Foret Montmorency is a magical place
well known to many skiers in Eastern Canada. The host of early-season
Eastern races year after year, it gets early snow and it gets late snow.
The trails are built on logging roads that follow river valleys and
traverse the steep hillsides of the eastern Laurentides. At 700 metres,
it is high for Eastern Canada.
15 minutes from the Foret, though, and
about 680 metres, the snow was nowhere to be found. I had forgotten
my running shoes, and the conversation revolved around what I would
do if there was no snow and I had no running shoes. The forestry school
campus that hosts skiers is the perfect place for a training camp: nothing
to do but eat, sleep and ski – which, if there is no snow, leaves
lots of free time.
However, our Quebec contact was quite
correct- at the magical kilometer cent-trois (one-oh-three), the turn-in
to Foret Montmorency, there was snow- lots of it. We checked in, picked
up our key, and went to bed, dreams full of nicely groomed spring skiing
and brilliant sunshine. The next morning, full of hearty Quebec
food, we headed out into a steady rain, to find lots of snow, but no
grooming. In many places, there was about three feet of snow-
in exposed areas, only a couple of inches. We skied with the Quebec
team Saturday morning, who took us right to the top of the massive climb.
We then explored the river valley trails and headed in for lunch, wet,
tired, but content with getting on solid snow. The afternoon was more
of the same- classic instead of skate, but steady rain. After a solid
5 hour day of slow (really slow) skiing, we turned in, ate some great
roast beef, watched some Giro d’Italia with our Quebec friends, and
The next morning dawned sunny, and we
headed out with a plan: to ski as far as we could towards Camp Mercier,
the next stop south on the Highway. We didn’t quite make it, but we
did get to a really cool snow-covered valley which offered all sorts
of good skiing promise, if we didn’t have to turn back for lunch.
A short classic ski after lunch and we headed home.

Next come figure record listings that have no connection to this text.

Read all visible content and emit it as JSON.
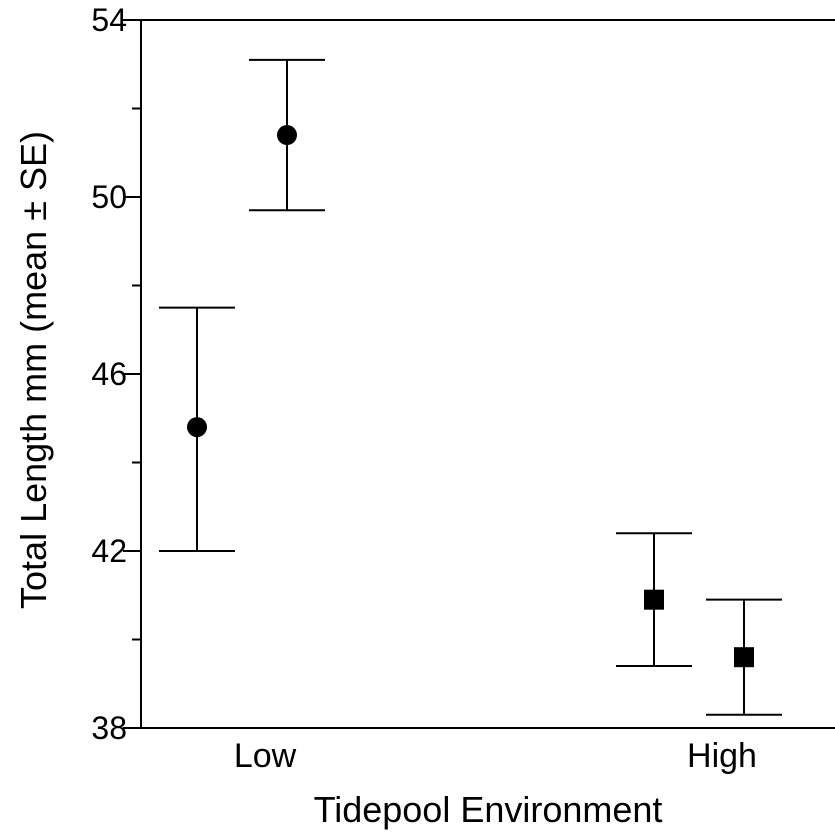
{
  "chart_data": {
    "type": "scatter",
    "xlabel": "Tidepool Environment",
    "ylabel": "Total Length mm (mean ± SE)",
    "categories": [
      "Low",
      "High"
    ],
    "ylim": [
      38,
      54
    ],
    "yticks": [
      38,
      42,
      46,
      50,
      54
    ],
    "grid": false,
    "series": [
      {
        "category": "Low",
        "marker": "circle",
        "points": [
          {
            "mean": 44.8,
            "lower": 42.0,
            "upper": 47.5
          },
          {
            "mean": 51.4,
            "lower": 49.7,
            "upper": 53.1
          }
        ]
      },
      {
        "category": "High",
        "marker": "square",
        "points": [
          {
            "mean": 40.9,
            "lower": 39.4,
            "upper": 42.4
          },
          {
            "mean": 39.6,
            "lower": 38.3,
            "upper": 40.9
          }
        ]
      }
    ],
    "marker_color": "#000000"
  }
}
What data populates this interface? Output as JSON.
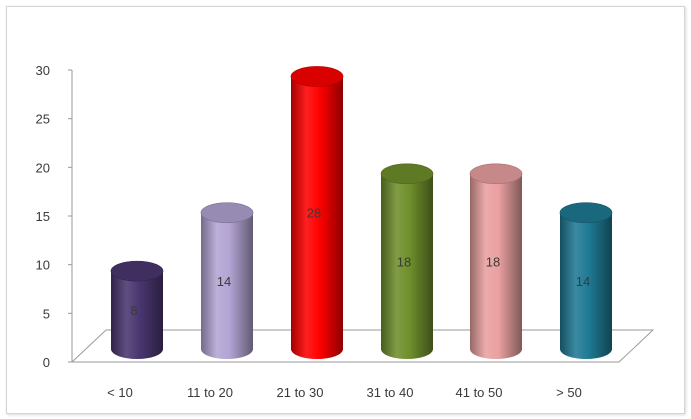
{
  "chart_data": {
    "type": "bar",
    "title": "",
    "xlabel": "",
    "ylabel": "",
    "categories": [
      "< 10",
      "11 to 20",
      "21 to 30",
      "31 to 40",
      "41 to 50",
      "> 50"
    ],
    "values": [
      8,
      14,
      28,
      18,
      18,
      14
    ],
    "data_labels": [
      "8",
      "14",
      "28",
      "18",
      "18",
      "14"
    ],
    "ylim": [
      0,
      30
    ],
    "yticks": [
      "0",
      "5",
      "10",
      "15",
      "20",
      "25",
      "30"
    ],
    "grid": false,
    "legend": "none",
    "style": "3d-cylinder",
    "colors": [
      "#4a3670",
      "#b3a4d3",
      "#ff0000",
      "#6f8f2c",
      "#e9a0a0",
      "#1f7a94"
    ]
  }
}
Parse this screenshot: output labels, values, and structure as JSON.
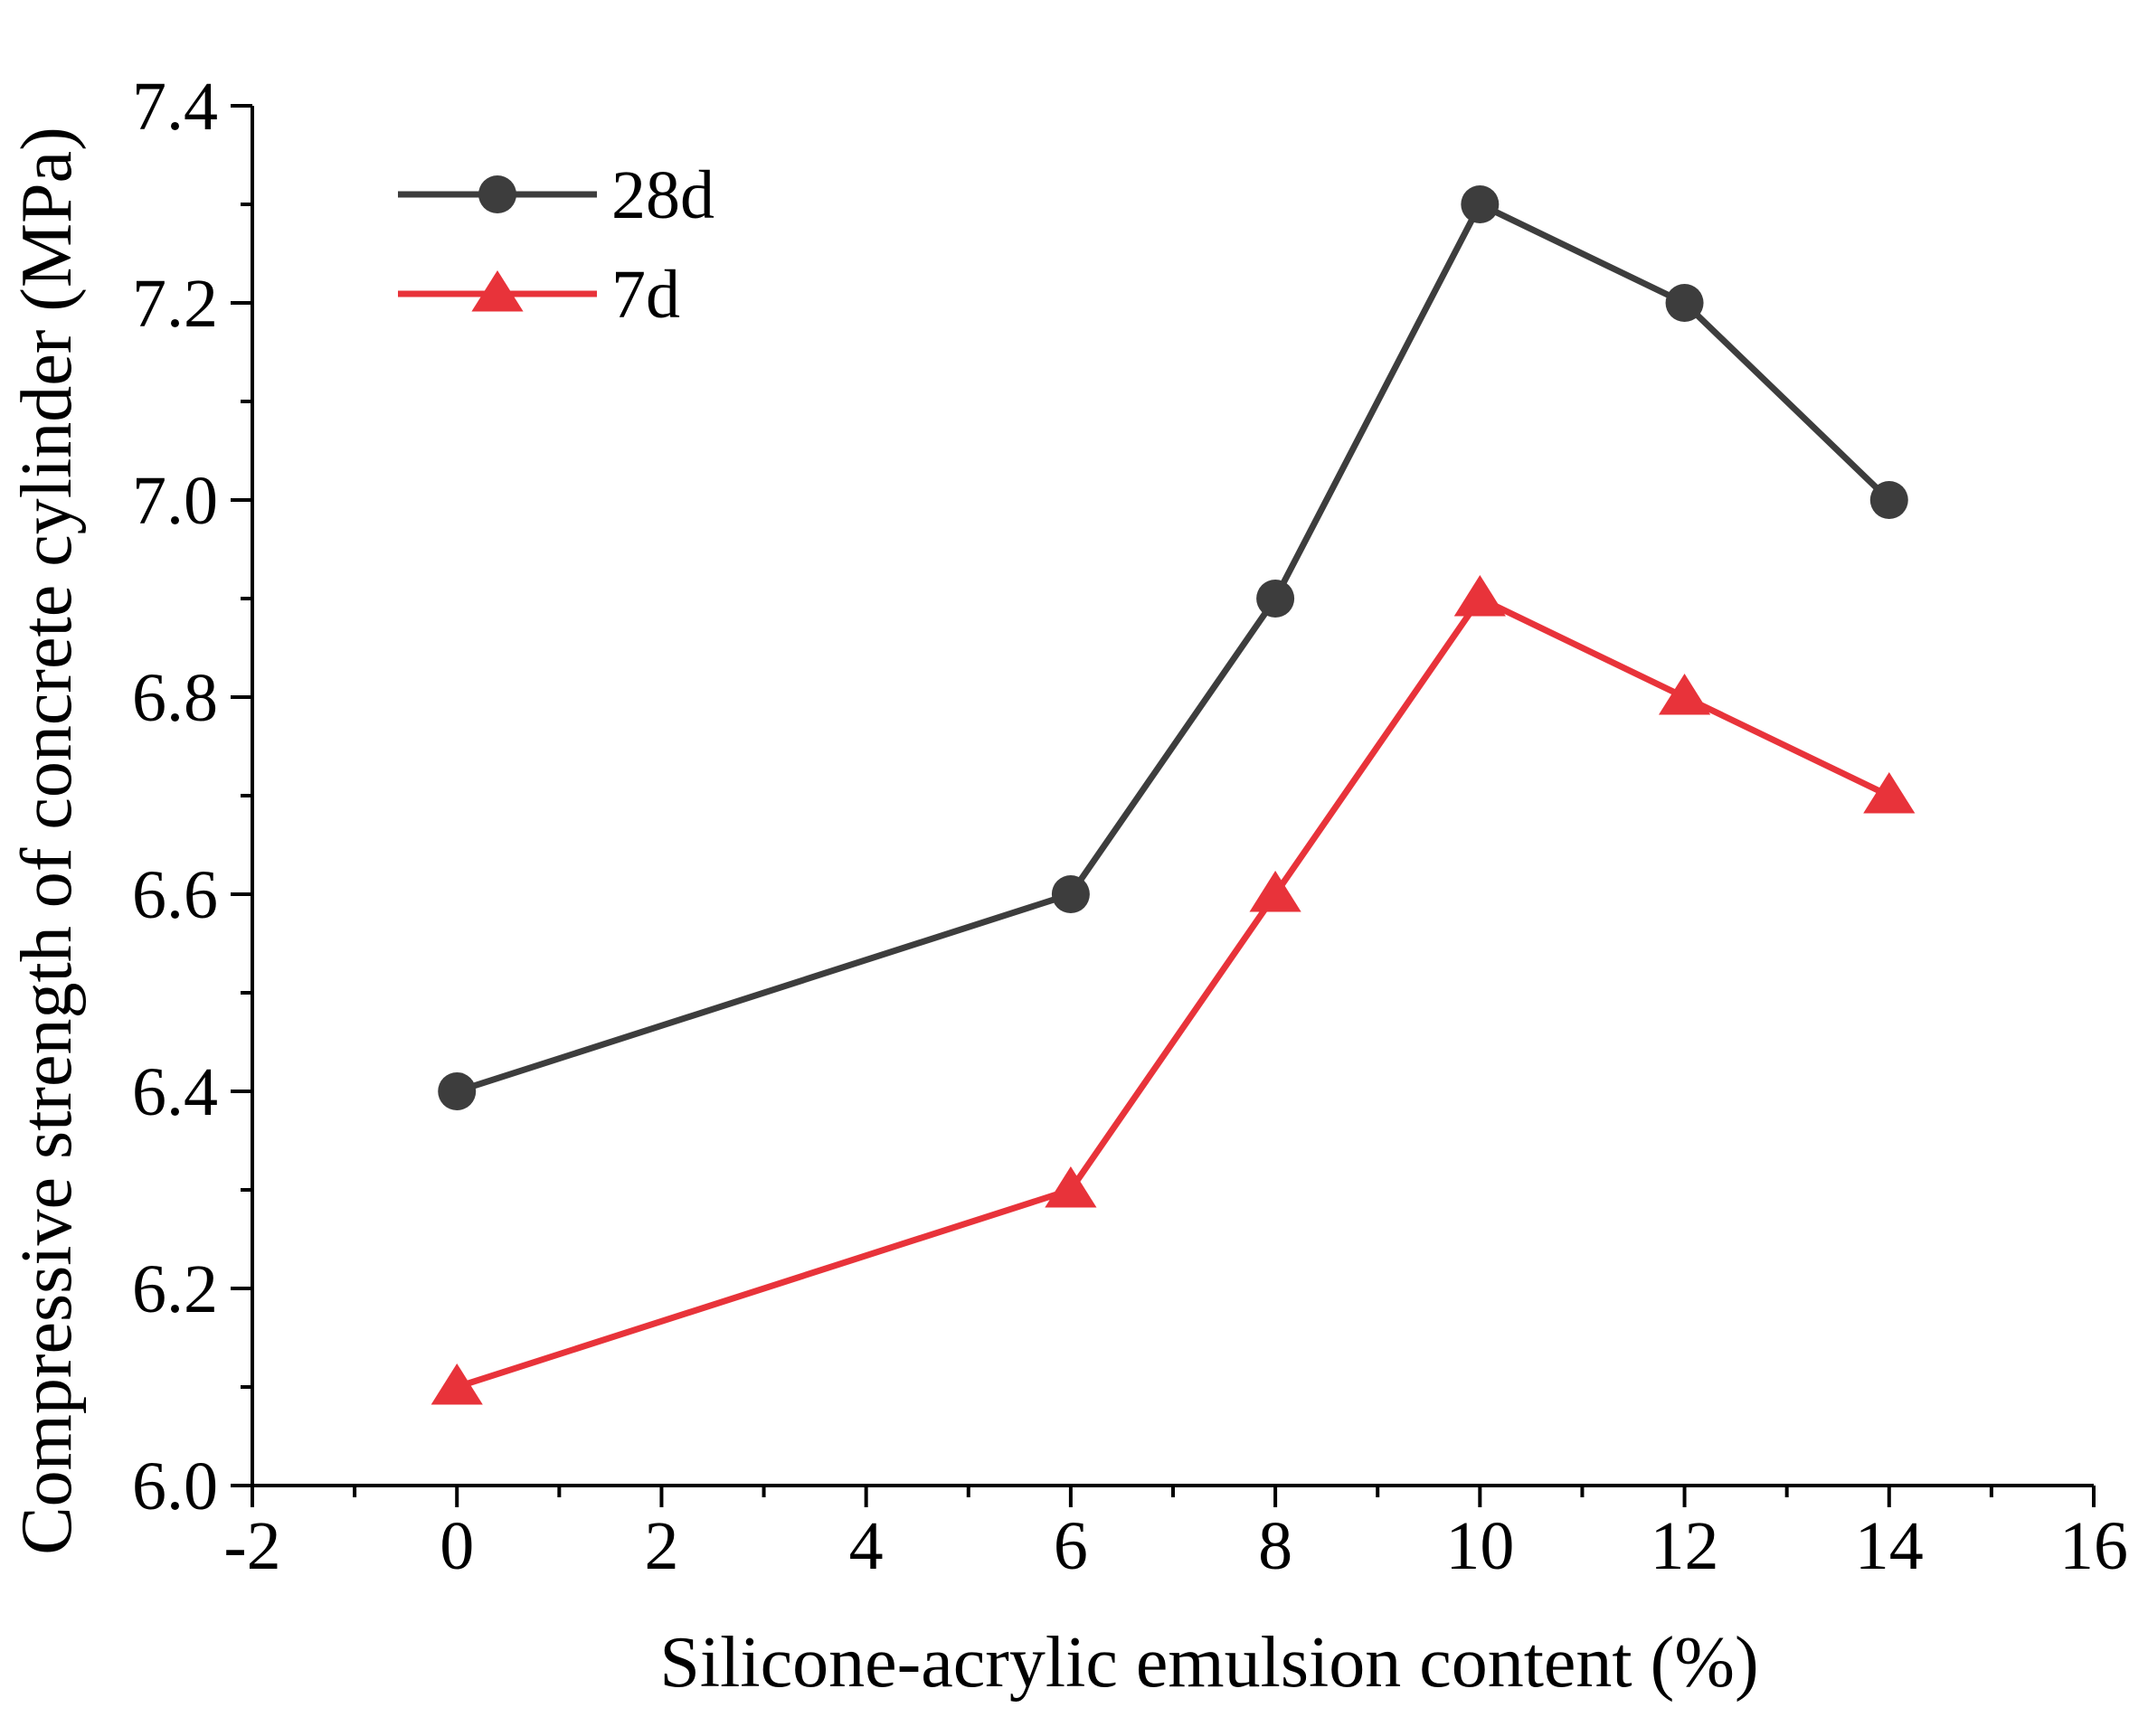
{
  "chart_data": {
    "type": "line",
    "title": "",
    "xlabel": "Silicone-acrylic emulsion content (%)",
    "ylabel": "Compressive strength of concrete cylinder (MPa)",
    "xlim": [
      -2,
      16
    ],
    "ylim": [
      6.0,
      7.4
    ],
    "x_ticks": [
      -2,
      0,
      2,
      4,
      6,
      8,
      10,
      12,
      14,
      16
    ],
    "x_tick_labels": [
      "-2",
      "0",
      "2",
      "4",
      "6",
      "8",
      "10",
      "12",
      "14",
      "16"
    ],
    "y_ticks": [
      6.0,
      6.2,
      6.4,
      6.6,
      6.8,
      7.0,
      7.2,
      7.4
    ],
    "y_tick_labels": [
      "6.0",
      "6.2",
      "6.4",
      "6.6",
      "6.8",
      "7.0",
      "7.2",
      "7.4"
    ],
    "grid": false,
    "legend_position": "top-left",
    "series": [
      {
        "name": "28d",
        "marker": "circle",
        "color": "#3d3d3d",
        "x": [
          0,
          6,
          8,
          10,
          12,
          14
        ],
        "y": [
          6.4,
          6.6,
          6.9,
          7.3,
          7.2,
          7.0
        ]
      },
      {
        "name": "7d",
        "marker": "triangle",
        "color": "#e8333a",
        "x": [
          0,
          6,
          8,
          10,
          12,
          14
        ],
        "y": [
          6.1,
          6.3,
          6.6,
          6.9,
          6.8,
          6.7
        ]
      }
    ]
  }
}
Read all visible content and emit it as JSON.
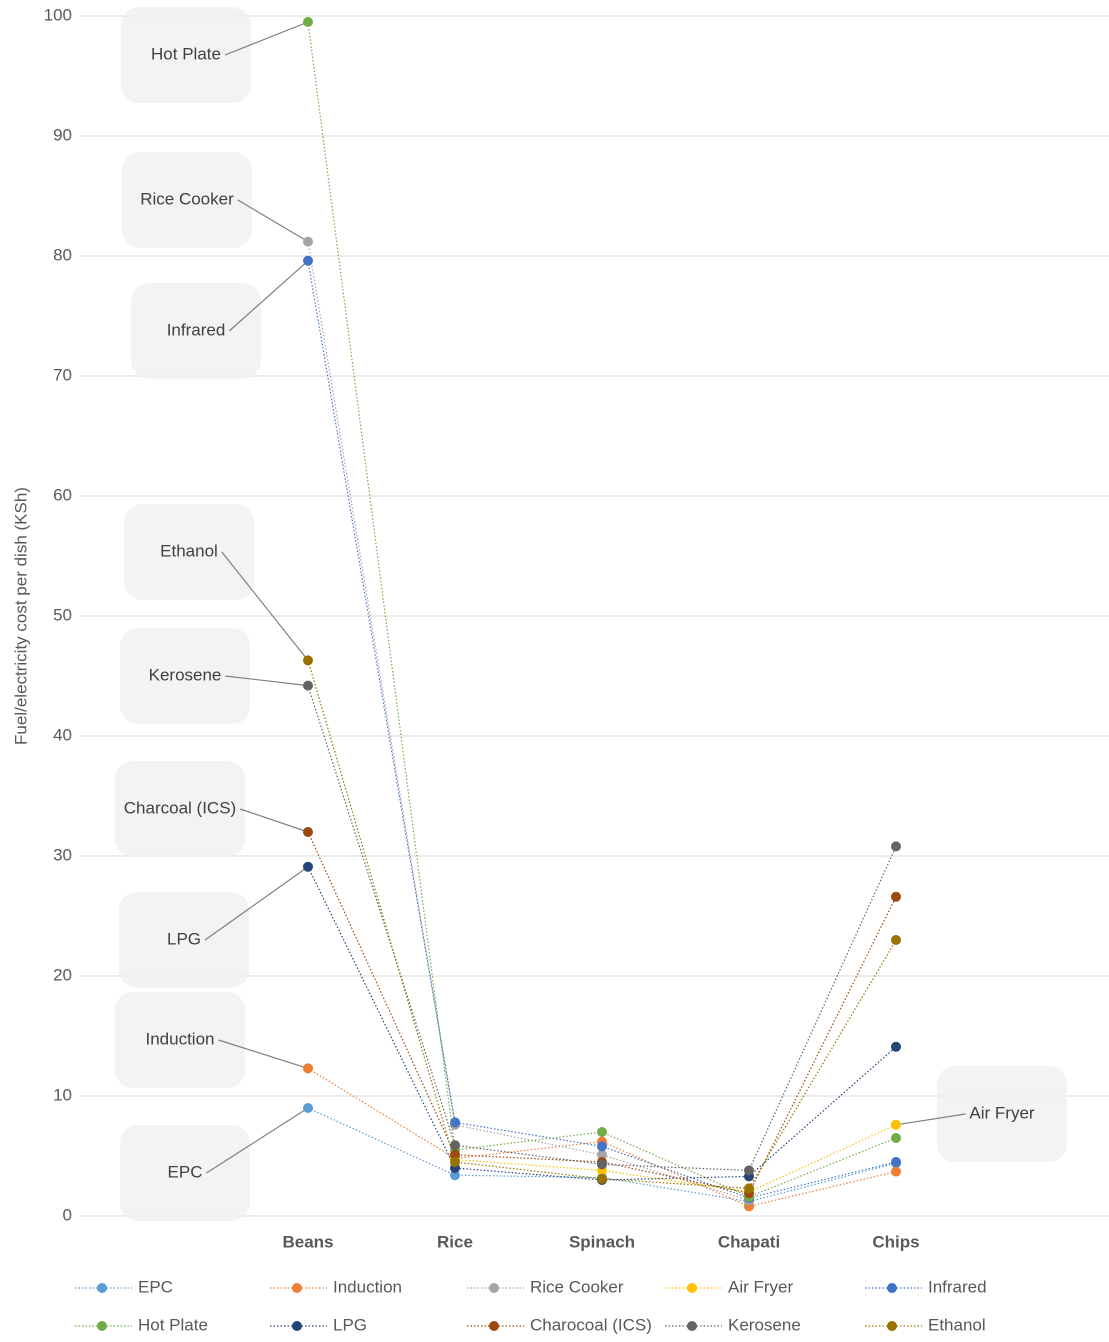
{
  "chart_data": {
    "type": "line",
    "y_label": "Fuel/electricity cost per dish (KSh)",
    "categories": [
      "Beans",
      "Rice",
      "Spinach",
      "Chapati",
      "Chips"
    ],
    "series": [
      {
        "name": "EPC",
        "color": "#5b9bd5",
        "values": [
          9.0,
          3.4,
          3.2,
          1.2,
          4.4
        ]
      },
      {
        "name": "Induction",
        "color": "#ed7d31",
        "values": [
          12.3,
          4.8,
          6.2,
          0.8,
          3.7
        ]
      },
      {
        "name": "Rice Cooker",
        "color": "#a5a5a5",
        "values": [
          81.2,
          7.6,
          5.1,
          1.3,
          null
        ]
      },
      {
        "name": "Air Fryer",
        "color": "#ffc000",
        "values": [
          null,
          4.7,
          3.8,
          2.0,
          7.6
        ]
      },
      {
        "name": "Infrared",
        "color": "#4472c4",
        "values": [
          79.6,
          7.8,
          5.8,
          1.5,
          4.5
        ]
      },
      {
        "name": "Hot Plate",
        "color": "#70ad47",
        "values": [
          99.5,
          5.5,
          7.0,
          1.6,
          6.5
        ]
      },
      {
        "name": "LPG",
        "color": "#264478",
        "values": [
          29.1,
          4.0,
          3.0,
          3.3,
          14.1
        ]
      },
      {
        "name": "Charocoal (ICS)",
        "color": "#9e480e",
        "values": [
          32.0,
          5.1,
          4.5,
          1.9,
          26.6
        ]
      },
      {
        "name": "Kerosene",
        "color": "#636363",
        "values": [
          44.2,
          5.9,
          4.3,
          3.8,
          30.8
        ]
      },
      {
        "name": "Ethanol",
        "color": "#997300",
        "values": [
          46.3,
          4.5,
          3.1,
          2.3,
          23.0
        ]
      }
    ],
    "annotations": [
      "Hot Plate",
      "Rice Cooker",
      "Infrared",
      "Ethanol",
      "Kerosene",
      "Charcoal (ICS)",
      "LPG",
      "Induction",
      "EPC",
      "Air Fryer"
    ],
    "ylim": [
      0,
      100
    ],
    "yticks": [
      0,
      10,
      20,
      30,
      40,
      50,
      60,
      70,
      80,
      90,
      100
    ],
    "grid": true,
    "legend": "bottom"
  }
}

Overall, a great weekend of skiing, and a good way to get the ball rolling for the dryland training season. The conversation on the way home centred around training plans for the coming year, and the philosophical question of whether we came to ski this weekend because of the novelty, or because of the real training value. The conclusion was that they’re not mutually exclusive.